Falou tudo Calvin.Esse fim de semana foi tenso, complicado. Chegando em casa quase 11 da noite, voltei alguns anos (exatamente 3 anos) e, de novo, cheguei a uma conclusão nada, nada boa. Mais uma vez, parte do meu coração morreu.
A três anos atrás, depois de ter um pedido para ir ao jogo Flamengo x Vasco negado, comecei a chorar incontrolávelmente. No começo, chorava por não ir ao jogo, até perceber que a única coisa boa não só do meu fim de semana, mas daquela semana que viria, seria ir ao jogo, então chorei mais ainda. Cheguei a conclusão que a razão disso era que já não tinha amigos, apenas colegas. Me senti sozinha e desnorteada, foi uma das piores coisas que me aconteceu.
De lá pra cá só teve uma diferença: Se naquele dia eu percebi que não podia confiar em ninguém, ontem percebi que as pessoas envolvidas não confiam em mim. Bom, talvez tenha sido um exagero, talvez o sentimento de me sentir uma idiota por ser praticamente a última a saber tenha criado idéias absurdas na minha cabeça, mas que parece ser isso, parece. Ou qual seria a desculpa plausível para algo assim?

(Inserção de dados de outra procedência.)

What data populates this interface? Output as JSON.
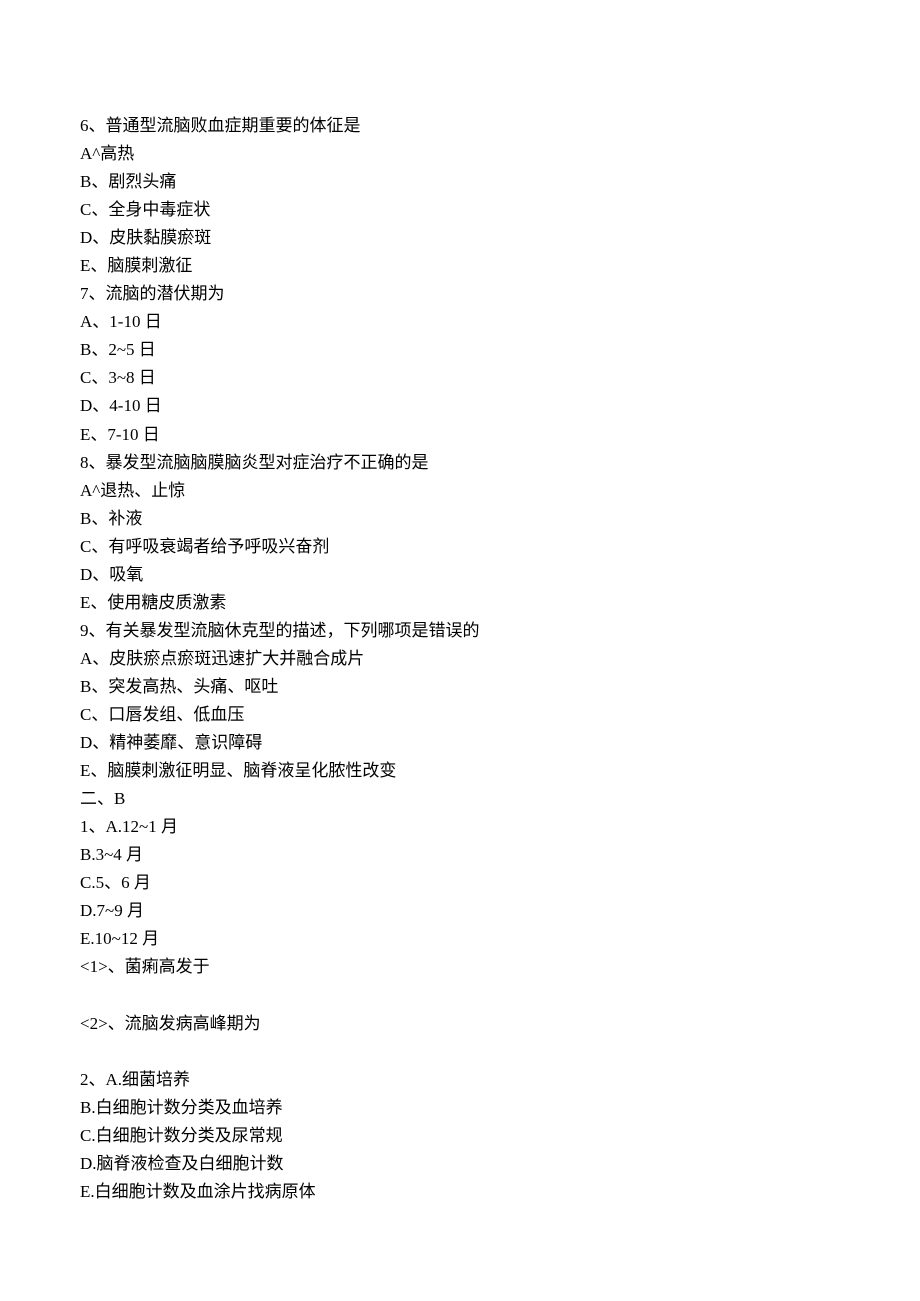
{
  "lines": [
    "6、普通型流脑败血症期重要的体征是",
    "A^高热",
    "B、剧烈头痛",
    "C、全身中毒症状",
    "D、皮肤黏膜瘀斑",
    "E、脑膜刺激征",
    "7、流脑的潜伏期为",
    "A、1-10 日",
    "B、2~5 日",
    "C、3~8 日",
    "D、4-10 日",
    "E、7-10 日",
    "8、暴发型流脑脑膜脑炎型对症治疗不正确的是",
    "A^退热、止惊",
    "B、补液",
    "C、有呼吸衰竭者给予呼吸兴奋剂",
    "D、吸氧",
    "E、使用糖皮质激素",
    "9、有关暴发型流脑休克型的描述，下列哪项是错误的",
    "A、皮肤瘀点瘀斑迅速扩大并融合成片",
    "B、突发高热、头痛、呕吐",
    "C、口唇发组、低血压",
    "D、精神萎靡、意识障碍",
    "E、脑膜刺激征明显、脑脊液呈化脓性改变",
    "二、B",
    "1、A.12~1 月",
    "B.3~4 月",
    "C.5、6 月",
    "D.7~9 月",
    "E.10~12 月",
    "<1>、菌痢高发于",
    "",
    "<2>、流脑发病高峰期为",
    "",
    "2、A.细菌培养",
    "B.白细胞计数分类及血培养",
    "C.白细胞计数分类及尿常规",
    "D.脑脊液检查及白细胞计数",
    "E.白细胞计数及血涂片找病原体"
  ]
}
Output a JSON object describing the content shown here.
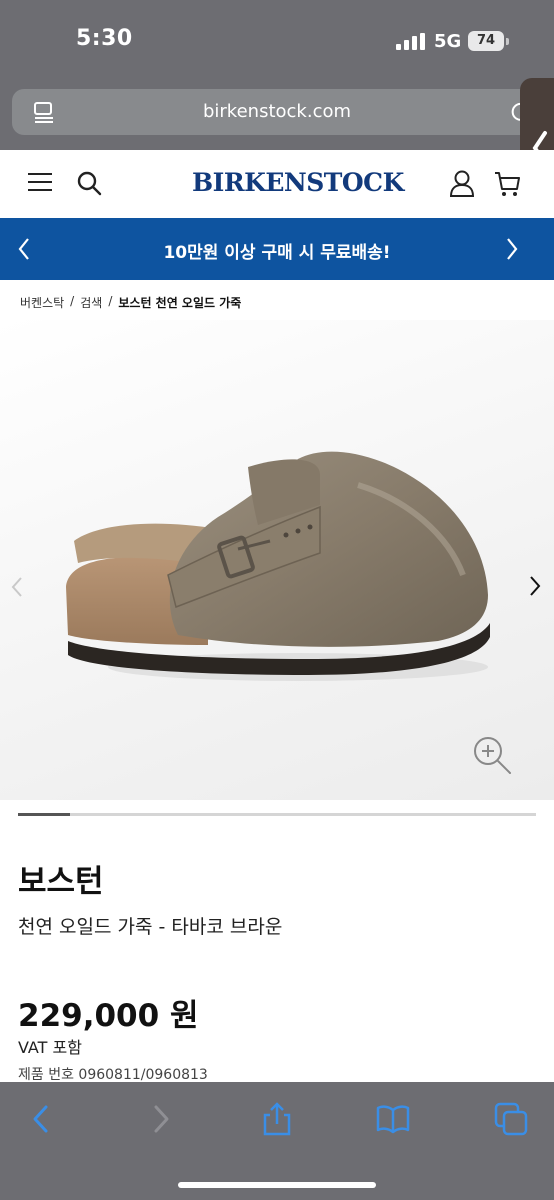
{
  "status_bar": {
    "time": "5:30",
    "network": "5G",
    "battery": "74"
  },
  "browser": {
    "url": "birkenstock.com"
  },
  "header": {
    "brand": "BIRKENSTOCK"
  },
  "promo": {
    "text": "10만원 이상 구매 시 무료배송!"
  },
  "breadcrumb": {
    "items": [
      "버켄스탁",
      "검색"
    ],
    "separator": "/",
    "current": "보스턴 천연 오일드 가죽"
  },
  "gallery": {
    "slide_progress": 0.1
  },
  "product": {
    "name": "보스턴",
    "subtitle": "천연 오일드 가죽 - 타바코 브라운",
    "price": "229,000 원",
    "vat": "VAT 포함",
    "number": "제품 번호 0960811/0960813"
  },
  "colors": {
    "brand_blue": "#123a7c",
    "promo_blue": "#0e54a0",
    "ios_tint": "#3a8ee6"
  },
  "icons": [
    "menu-icon",
    "search-icon",
    "account-icon",
    "cart-icon",
    "zoom-in-icon",
    "share-icon",
    "bookmarks-icon",
    "tabs-icon"
  ]
}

Eu não quero me precipitar, mas também chega de ingenuidade. Agindo assim que cheguei aqui. Na minha cabeça tudo era diferente, acreditei até o fim. Difícil é ouvir de outra pessoa verdades que estavam na sua frente e perceber que não sabes de nada. Não tem coração que aguente.
Uma coisa que aconteceu na dor anterior e que marcou também, foi ouvir uma das frases mais lindas que escutei em toda essa minha curta vida. Desabafando com a minha melhor amiga (naquela época), mandei aquele clichê de pessoa que parece que sabe se cuidar sozinha: "Não precisa se preocupar com os meus problemas..." Foi então que ela me disse: "Eu QUERO me perocupar com os seus problemas!" Quem é capaz de fazer isso hoje em dia? Se preocupar com seus problemas, tentar entender o que você sente e te ajudar de verdade? Não é só aquele "Se precisar, estou aqui..." não! É muito mais, e se colocar no seu lugar.
E logo depois disso, ela me deu um abraço e eu fiquei mais calma. Era tudo que eu precisava ontem também. Até tentaram me ajudar, mas as pessoas não sabiam como. Às vezes, um abraço vale mais do que qualquer tipo de conselho. Sinceramente, só queria alguém que realmente se importasse, que realmente tentasse entender como eu me sentia. Sinto falta disso, falta do carinho, compaixão...
Agora eu peço a Deus pra me ajudar a seguir em frente. Daquele dia em diante eu andei diferentemente. Espero aprender e, de novo, mudar algumas coisas pra não ser pega de surpresa. Não quero ser fria, mas ingênua também, não dá mais.